10 jours de grève générale, plus de 10 000 manifestants dans les rues de Pointe-à-Pitre vendredi, et des stations services à sec : le mouvement de protestation grandit en Guadeloupe et paralyse l'île.
Plusieurs milliers de personnes ont manifesté vendredi matin dans les rues de Pointe-à-Pitre à l'appel du LKP, le "Collectif contre l’exploitation outrancière" à l'origine de la grève générale qui paralyse l'île depuis le 20 janvier.
Cette manifestation a rassemblé au moins 12.000 personnes selon la police, environ 18.000 selon l'estimation d'un journaliste de l'AFP sur place.
"La Gwadloup sé tan nou, la Gwadloup a pa ta yo, yo péké fè sa yo vlé an péyi an nou" (La Guadeloupe nous appartient, elle ne leur appartient pas, ils ne feront pas ce qu'ils veulent dans notre pays), scandaient les manifestants.
Ils arboraient une forêt de drapeaux et de fanions des organisations syndicales membres du LKP: UGTG et CTU (indépendantistes), CGT-G, FO, CFDT, UNSA et FSU. Elles représentent 99,85 % des suffrages exprimés lors des prud'homales de novembre.
Le maire de Pointe-à-Pitre, Jacques Bangou (PPDG), est le seul élu guadeloupéen ayant pris part à cette manifestation. Des chefs d'entreprise et des membres en vue du secteur des professions libérales y ont également participé.
La rupture mercredi, suite au départ du préfet Nicolas Desforges, des négociations qui s'étaient ouvertes samedi dernier pourrait avoir apporté au LKP un supplément de soutien populaire dans ses revendications "contre la vie chère" et "pour le pouvoir d'achat".
Il réclame, entre autres dans son cahier de 146 revendications, "la baisse des prix de tous les produits de première nécessité et des impôts et taxes, la baisse "immédiate" de 50 centimes du prix des carburants, une augmentation salariale de 200 euros et le gel des loyers.
"Une centaine de mesures répondant aux attentes"
Les présidents des Conseils régional et général de la Guadeloupe, Victorin Lurel (PS) et Jacques Gillot (DVG), ont proposé vendredi soir de consacrer 54 millions d'euros pour satisfaire les principales revendications du Collectif contre l'exploitation outrancière (LKP).
Dans un document de 21 pages, ils proposent aux responsables du LKP, selon M. Lurel, "une centaine de mesures répondant aux attentes" de la population et du LKP, qui est à l'origine de la grève générale qui paralyse la Guadeloupe depuis le 20 janvier.
Parmi ces mesures figurent une réduction des taxes régionales sur le gasole (qui devrait se traduire par une baisse de 2 ou 3 centimes à la pompe), sur l'électricité et l'eau potable (de 1,5 à 1%), les produits laitiers (de 7 à 2%), une baisse de 9% de la taxe d'habitation et de 7% de celle sur le foncier bâti.

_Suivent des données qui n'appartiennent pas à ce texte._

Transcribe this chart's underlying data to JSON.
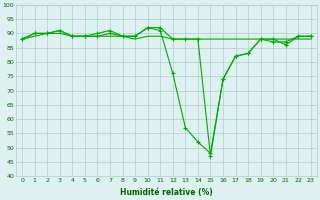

La baisse du tarif des cantines scolaires, l'augmentation des bourses régionales aux étudiants, le versement d'une prime de 150 euros "aux foyers fiscaux les plus démunis" figurent également parmi les mesures énoncées dans le document.
Plus une goutte d'essence
Le préfet de la Guadeloupe Nicolas Desforges a réclamé vendredi la réouverture dès lundi des stations-services de Guadeloupe, fermées depuis le 19 janvier en entraînant une pénurie de carburants rendant impossible la circulation automobile dans l'île.
Dans une lettre aux gérants de stations-services et aux compagnies pétrolières, le préfet les appelle "solennellement" à rouvrir.
Il estime, sans même évoquer l'autre conflit en cours avec le LKP et la grève générale "contre la vie chère" commencée le 20 janvier, que "seule cette solution, guidée par l’intérêt supérieur de la Guadeloupe, est de nature à permettre rapidement le retour à une vie normale".
Les gérants de stations-services, dont la moitié sont à l'enseigne Total (qui possède également plus de la moitié du capital de l'unique raffinerie alimentant, la SARA, les Antilles), exigent l'arrêt de toute nouvelle implantation de station-service par les trois compagnies locales de distribution qui se sont créées récemment.
Dominé par Total, notamment depuis sa fusion avec Elf, le marché insulaire de la distribution des produits pétroliers est partagé par Chevron, Exxon et Vito (ex-Shell), les trois autres actionnaires de la SARA.